FOR SNICKERDOODLE COOKIES
Unwrap log of vanilla dough and slice into ¼ inch rounds, about 15 grams each. With lightly floured hands, roll each slice into a ball, place into a small bowl filled with cinnamon and sugar, coating each ball with cinnamon and sugar. Then place on Silpat or parchment lined cookie sheet one inch apart. Chill for at least 30 minutes, then bake at 350 degrees for 10-15 minutes until set and lightly golden.
FOR LINZER COOKIES
Prior to adding flour to vanilla dough, add 1 teaspoon almond extract to base mixture, then add flour, form into log, wrap in plastic and freeze. Once frozen, unwrap log, slice into ¼ inch rounds about 15 grams each. With a small round cutter, remove the center of half of the sliced cookies, then place on Silpat or parchment lined cookie sheet one inch apart. Chill for at least 30 minutes, then bake at 350 degrees for 10-15 minutes until set and lightly golden. Once cooled, dust the center cutout cookies with powdered sugar.

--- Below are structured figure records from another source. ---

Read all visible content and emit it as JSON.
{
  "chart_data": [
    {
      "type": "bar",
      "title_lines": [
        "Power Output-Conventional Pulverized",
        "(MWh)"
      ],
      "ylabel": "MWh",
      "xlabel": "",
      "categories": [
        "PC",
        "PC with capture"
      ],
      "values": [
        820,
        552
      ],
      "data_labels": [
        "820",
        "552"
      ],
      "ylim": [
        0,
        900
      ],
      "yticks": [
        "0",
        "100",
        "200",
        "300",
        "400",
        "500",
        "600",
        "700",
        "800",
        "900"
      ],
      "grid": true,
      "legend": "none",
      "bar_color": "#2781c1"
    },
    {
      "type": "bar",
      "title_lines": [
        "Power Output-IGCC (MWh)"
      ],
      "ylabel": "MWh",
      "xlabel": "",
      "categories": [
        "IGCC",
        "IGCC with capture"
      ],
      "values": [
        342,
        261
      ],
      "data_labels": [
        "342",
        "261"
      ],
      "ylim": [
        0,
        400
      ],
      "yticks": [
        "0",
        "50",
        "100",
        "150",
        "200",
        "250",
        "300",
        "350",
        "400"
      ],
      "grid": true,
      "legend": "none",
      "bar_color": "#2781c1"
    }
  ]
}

Spread 1 teaspoon of jam onto the bottom of the non-cut-out cookies, then top each jammy cookie with one of the powdered sugared cookies.
EGG WHITE ROYAL ICING
1 ¼ – 1 ½ cups powdered sugar
1 egg white
1 teaspoon lemon juice or ¼ teaspoon vanilla or almond extract
Food colors as desired
Sift the powdered sugar into a bowl. Place egg white in a medium bowl along with lemon juice or desired extract. Add a couple of tablespoons of powdered sugar to the egg white and lemon juice or extract mixture. With a clean spatula, start working the icing sugar into the egg white. Once the powdered sugar and egg white are fully incorporated add another couple of tablespoons of icing sugar and continue mixing them together. Gradually add more sugar once the previous addition is fully incorporated. This will get thicker, whiter and stiffer and will be done once it reaches stiff peak consistency. If you wish to make a colored icing you can add food coloring to the whole amount, or divide icing into bowls and color each bowl individually with a few drops of food coloring or beet juice, carrot juice, spinach juice, etc. Transfer the royal icing to a piping bag or small ziploc bag for piping. Keep icing covered with plastic wrap directly touching the icing to avoid it drying out and forming a crust. For a thinner consistency to cover cookies, thin icing with more lemon juice or water.